I'll try to clarify why I think the EA-prohibitive arguments are inadequate and then drop the whole matter. If you're interested, you can visit Jimmy or see my older post from a couple months ago to weigh the specific arguments. I'm trying to stay brief here.

Donum Vitae is very specific about how many fertility-influencing techniques are immoral for dissociating various components of the conjugal act, such as the unitive and procreative natures. However, the blacklist isn't exhaustive; there's a thread of silence regarding actual EA. The prohibitions on other techniques are banned on grounds that really don't apply. EA isn't IVF so the fertilization question is moot; it's not surrogate motherhood because it's not pregnancy for a third party. DV does mention embryonic transfer, which would cover EA, but it always cites embryonic transfer with IVF as a single illicit technique, not something condemend by itself.

Not stand-alone proof, but the holes in DV do leave an EA-shaped gap we should examine. Maybe EA's not morally tenable--there are two arguments I still find considerable--but DV doesn't close the book. It would be sloppy reasoning to suggest that DV certainly bans EA even though Cardinal Ratzinger didn't seem think of that possibility, or that he meant to but was also being sloppy.

CCC 2376 (also 2377) says, quoting DV in part, "Techniques that entail the dissociation of husband and wife betray the spouses' right to become a father and a mother only through each other.'" It sounds pretty cut and dried, but it's not that simple. 2376 specifies these dissociative techniques as heterologous artificial insemination and fertilization, neither of which is EA. If it only used these two techniques as examples and intended to rely on the rationale of DV itself, then we're back where we started, except for the two arguments I referred to.

One comes from the DV quote in 2376 about dissociative interference violating the spouses' right only to become parents together.
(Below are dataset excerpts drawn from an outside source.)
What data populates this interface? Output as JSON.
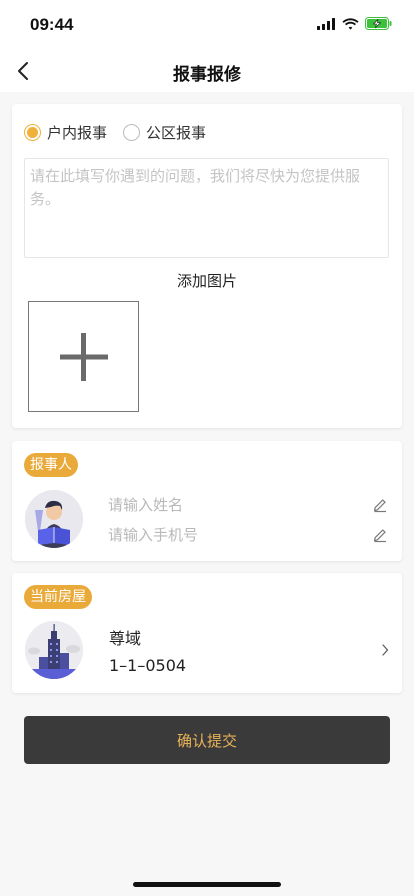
{
  "status_bar": {
    "time": "09:44",
    "icons": [
      "signal-icon",
      "wifi-icon",
      "battery-charging-icon"
    ],
    "battery_color": "#3dc13c"
  },
  "nav": {
    "title": "报事报修",
    "back_icon": "chevron-left-icon"
  },
  "report": {
    "types": [
      {
        "label": "户内报事",
        "checked": true
      },
      {
        "label": "公区报事",
        "checked": false
      }
    ],
    "textarea_placeholder": "请在此填写你遇到的问题，我们将尽快为您提供服务。",
    "add_photo_label": "添加图片",
    "add_photo_icon": "plus-icon"
  },
  "reporter": {
    "tag": "报事人",
    "name_placeholder": "请输入姓名",
    "phone_placeholder": "请输入手机号",
    "edit_icon": "pencil-icon"
  },
  "house": {
    "tag": "当前房屋",
    "name": "尊域",
    "unit": "1–1–0504",
    "chevron_icon": "chevron-right-icon"
  },
  "submit": {
    "label": "确认提交"
  },
  "colors": {
    "accent": "#eaaa3a",
    "button_bg": "#3a3a3a",
    "button_text": "#e8b356",
    "page_bg": "#f7f7f7"
  }
}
I don't have a solid rebuttal, but maybe someone else could make hay of the few escape hatches I can see. For one thing, a married woman who is raped by a stranger doesn't have the option of "allowing" a child so conceived to die in the interest of maintaining her marriage's integrity. For another, DV is emphatic about protecting life, not just protecting its dignity, so we should hesitate before literally throwing out the baby with...okay, the metaphorical bathwater. For yet another, traditional adoption also circumvents the normal order of a married couple raising the child they conceived normally. I'm not sure the differences from traditional adoption are that meaningful; a child's origin, proper or not, is historical and remote from the adoptive act, and the parents can accept the disruption (albeit a different sort) that opening their home to a needy child would cause. One can also suggest pregnancy itself is sacrosanct, but in light of the rape example and the uniformity of the silence in DV otherwise, I don't think this concern is developed enough to stand on its own.
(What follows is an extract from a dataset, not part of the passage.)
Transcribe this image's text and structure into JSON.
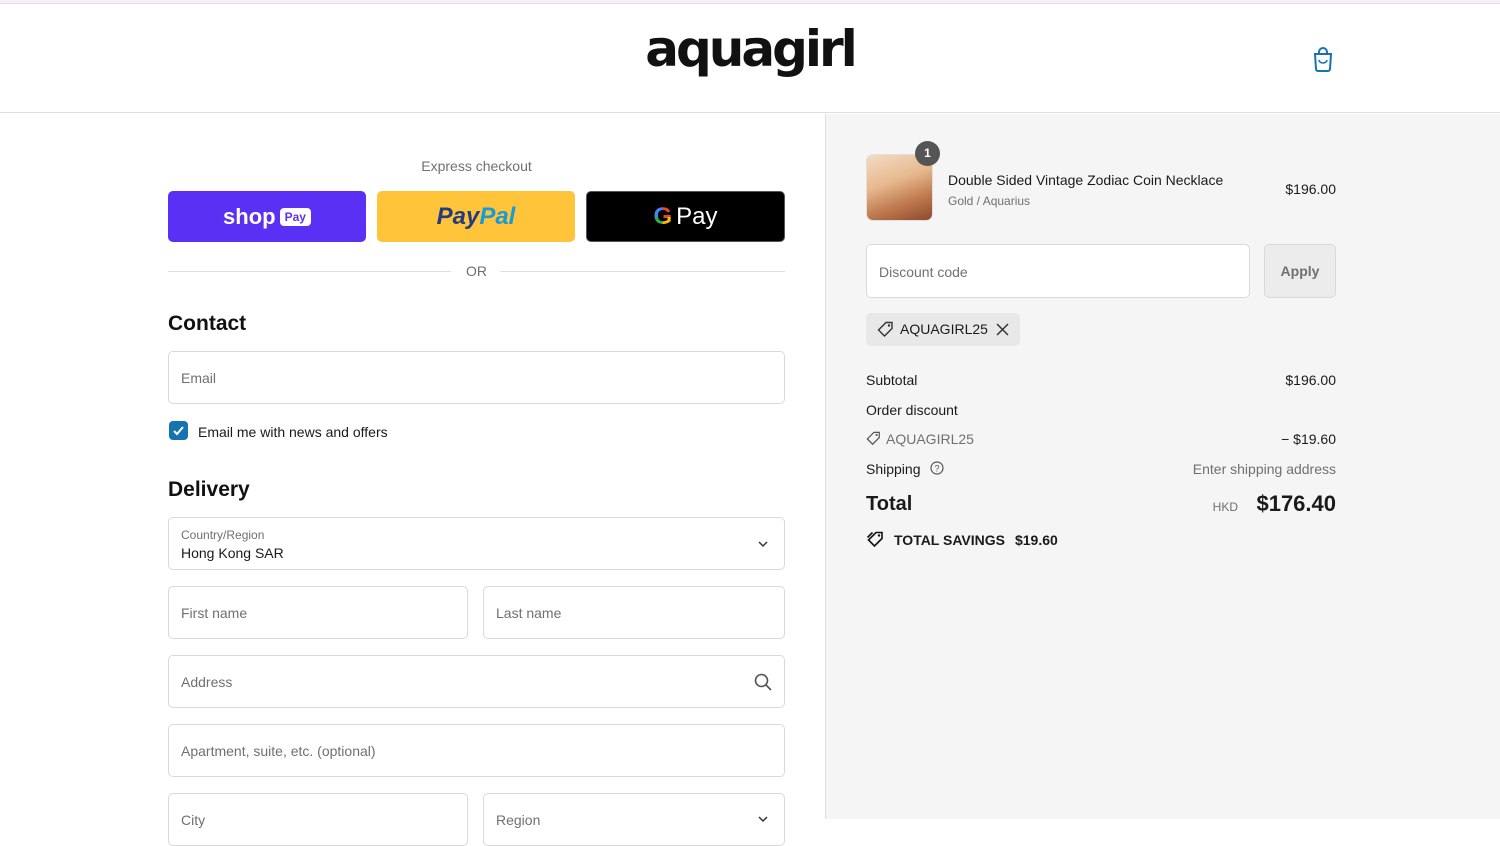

The other comes from the Magisterium itself. I don't fully grasp how the Holy Spirit works, but it may very well be that CCC 2376 was a comprehensive extrapolation, a small leap of faith and logic to ban the things unspecified that resemble or relate to the things specified. Then again, 2376 and 2377 don't leave room for technological assistance in conception, which DV does provide for.

1 comment:

Ed Pie said...

I know, I was going to let it drop, but I was going through my notes and realized I forgot to emphasize a point.

Why is the union of child and womb considered sacrosanct, and the union of husband and wife sacrosanct, while the actual life of the baby is incidental? Aren't the former sacred because of the latter? Are we going to spite teleology just to avoid utilitarianism?